The Department of Defense Education Activity is testing InformaCast now as a possible tool for use. More than 84,000 K–12 students spend their days at schools run by the agency. DoDEA has begun a pilot to determine how best to notify its schools — all 192 worldwide if need be — in the event of an emergency. The need to send “all-call” alerts across multiple platforms is a chief driver behind the initiative, CIO Jeffrey Friedler says.

DoDEA has rolled out InformaCast at its schools at Fort Bragg, N.C., and Fort Stewart, Ga. It transmits alerts via the schools’ Voice over IP phone systems and can break in on current calls.

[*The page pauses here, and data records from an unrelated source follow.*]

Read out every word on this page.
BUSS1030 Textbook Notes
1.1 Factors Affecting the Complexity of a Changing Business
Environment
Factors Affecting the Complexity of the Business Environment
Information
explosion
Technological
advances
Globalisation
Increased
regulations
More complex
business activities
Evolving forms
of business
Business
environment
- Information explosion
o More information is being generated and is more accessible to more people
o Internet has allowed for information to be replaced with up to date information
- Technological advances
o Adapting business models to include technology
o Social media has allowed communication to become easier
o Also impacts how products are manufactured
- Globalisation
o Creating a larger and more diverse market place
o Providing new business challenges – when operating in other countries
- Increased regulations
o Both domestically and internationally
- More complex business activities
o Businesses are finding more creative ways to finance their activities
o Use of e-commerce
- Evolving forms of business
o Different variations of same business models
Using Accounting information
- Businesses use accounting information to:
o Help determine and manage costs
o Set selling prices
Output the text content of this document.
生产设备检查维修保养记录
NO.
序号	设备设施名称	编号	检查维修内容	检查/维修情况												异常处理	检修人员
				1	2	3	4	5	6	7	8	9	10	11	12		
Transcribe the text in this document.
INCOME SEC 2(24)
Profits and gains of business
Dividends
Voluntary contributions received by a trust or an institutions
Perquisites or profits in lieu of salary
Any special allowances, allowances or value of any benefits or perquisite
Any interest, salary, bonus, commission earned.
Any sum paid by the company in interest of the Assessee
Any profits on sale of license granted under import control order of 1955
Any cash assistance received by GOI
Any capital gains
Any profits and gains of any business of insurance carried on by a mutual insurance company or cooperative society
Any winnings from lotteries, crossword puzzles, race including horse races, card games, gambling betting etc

Friedler notes that the schools also use it on their IP speaker systems, and some are also upgrading their bell systems.

Before deciding on a final system, “we must ensure that everyone’s requirements are met, to include notification capabilities inside and outside of our schools,” Friedler says.

FOUR: Set Priorities

The plan for pushing emergency notifications is comparable to triage at the Navy Bureau of Medicine and Surgery, which is currently deploying AtHoc. It requires thinking through who most needs the information and why, says Herbert Wolfe, director for operations, plans, force protection and force health protection.

The bureau is setting notification priorities: who’s notified first of a crisis, who sends the message and who tracks its receipt. The bureau also plans to push information to multiple devices for each user, Wolfe says. Each notification will follow redundant paths, displaying on desktop computers as well as ringing up users’ phones.

FIVE: Multiply Your Efforts

Finding ways to cross platforms and reach users anywhere at anytime continues to be a challenge. The American National Standards Institute has issued draft guidelines for emergency alert systems.

The chief issue is making sure that all necessary information moves with an alert and remains available as receiving devices change, says Dan Bart, chief technology officer of the Telecommunications Industry Association. The ANSI work is “in sync with CAP,” he says. “We believe CAP will be useful for alert messages. It contains most of the information that needs to be passed.”

ANSI recommends alert systems that are multimodal — capable of text and instant messaging, as well as phoning, e-mail and web posting. And systems should be capable of sending to entire recipient directories.